Akıncı, “Söyleyeceklerim sevgili Tacan Reynar’ın adaylığının engellenmesiyle ilgili olacak elbette. Genç kuşaklar bilmeyebilir ama belli bir yaşın ötesindekiler bu ülkede bir Hâkim Zekâ Bey’in yaşadığını bilirler. Avrupa İnsan Hakları Mahkemesi’nde (AİHM) tüm Kıbrıs’ı temsil eden değerli bir Kıbrıslıtürk Yargıcımızdı. Zekâ Bey söylediği ve hiçbir zaman unutmadığım bir sözü var; ‘Mahkemeler; aldıkları karardan emin olmak istiyorlarsa, sokağa bakacaklar. Sokağın nabzı halkın nabzı eğer Mahkemenin nabzı gibi atmıyorsa, o Mahkeme’nin kararında bir hata var demektir’ diyor” dedi.

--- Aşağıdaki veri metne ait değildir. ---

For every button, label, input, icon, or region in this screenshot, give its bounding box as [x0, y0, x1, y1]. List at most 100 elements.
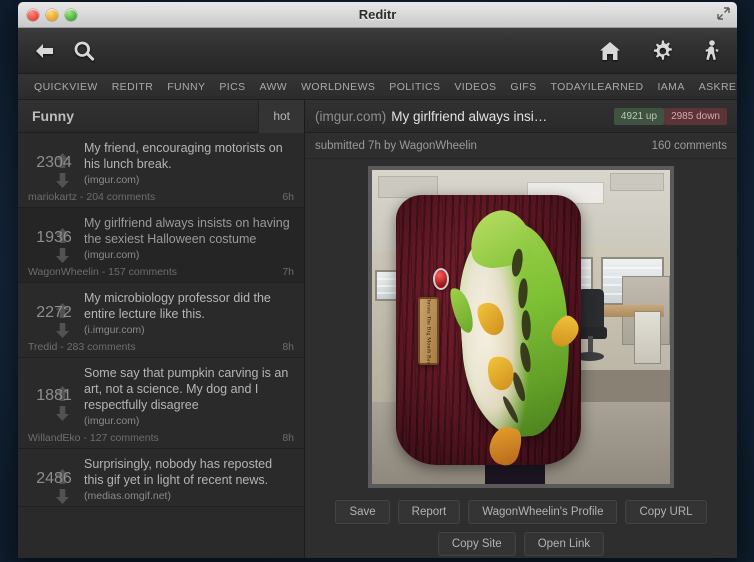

Bu sözü hiçbir zaman unutmadığını, YSK’nın Mahkeme değil bir idari kurul olduğu söylense de kararı alanların hepsinin Yargıç olduğunu hatırlatan Akıncı, insanların sokakta “Bu ülkeye üç-beş yıl önce gelenler aday da oluyor, Milletvekili de oluyor, Bakan da oluyor ama bir Kıbrıslıtürk aday bile olamıyor, neden?” diye sorduğunu söyledi.
“Bu karar adildir mi diyeceğiz?”
Akıncı, “Bu karar adildir mi diyeceğiz? Böyle bir şey olamaz. Bu büyük bir haksızlık ve adaletsizliktir. Bunu çekinmeden söyleyeceğiz ve konuşacağız. Bu gibi adaletsizliklere karşı halkın yapabileceği bir şey var; o da örgütlenmektir” dedi.
Örgütlenmenin sadece dayanışma yemekleriyle sınırlı kalınmaması gerektiğini, halka gitmenin ve fikirleri anlatmanın çeşitli yolları olduğunu kaydeden Akıncı, bu adaletsizliği halka anlatmak ve benzeri durumlara karşı örgütlenmenin gerektiğini vurgulamanın zorunluluğuna dikkat çekti.
Akıncı, “Uzun zamandır ben de birçok insan gibi kendi kafamda sorguluyorum. ‘Bu memlekette, bu kadar müdahalelerin olduğu bir ortamda seçimlerin gerçekten bir anlamı kaldı mı?’ diye. Herkes soruyor bunu. Ama örgütlenmeden, kenarda, köşede oturup olan biteni seyretmek mi daha doğru? Onu mu yapmamız lazım? O zaman her şeyi teslim ederiz” dedi.
“Teslim olmak bize yakışmaz”
Yapılması gerekenin; bıkmadan, usanmadan, her gün mücadeleye bir yeni nefer daha kazandırarak sağlıklı şekilde büyümek, genişlemek ve kökleşmek olduğunu aktaran Akıncı, bunun sonucunda da bu topraklarda gün gele hakça ve adilce bir yaşamı kurmak ve barışı getirmek için mücadeleye devam etmek olduğunu vurguladı.
“Bunun başka yolu yoktur. Bıkıp usanmaya hakkımız yoktur, teslim olmaya hakkımız yoktur” diyen Akıncı, “Durmak ve mücadele etmemek teslim olmak demektir. Teslim olmak bize yakışmaz” ifadelerini kullandı.
Bu mücadelede tüm gençlere sonuna kadar destek olacağını, bu akşam burada olmaktan büyük mutluluk duyduğunu söyleyen Akıncı, sözlerini TDP’lilere seslenerek şöyle noktaladı;
“Aranıza yeni yeni genç insanlar katarak yürüyün, büyüyün, bu yolun sonunda başarı kaçınılmazdır.
Başarmak için birinci şart inanmak, ikinci şart çalışmaktır, bıkmadan usanmadan uğraşmaktır.
Size bu yolculukta başarılar diliyorum, günün sonunda şarkı diyor ya hani ‘İnanın çocuklar, güneşli günler göreceğiz’ diye, ben inanıyorum ki; ülkemizin üzerinde yoğunlaşan kapkara bulutları dağıtmayı da başaracaksınız.”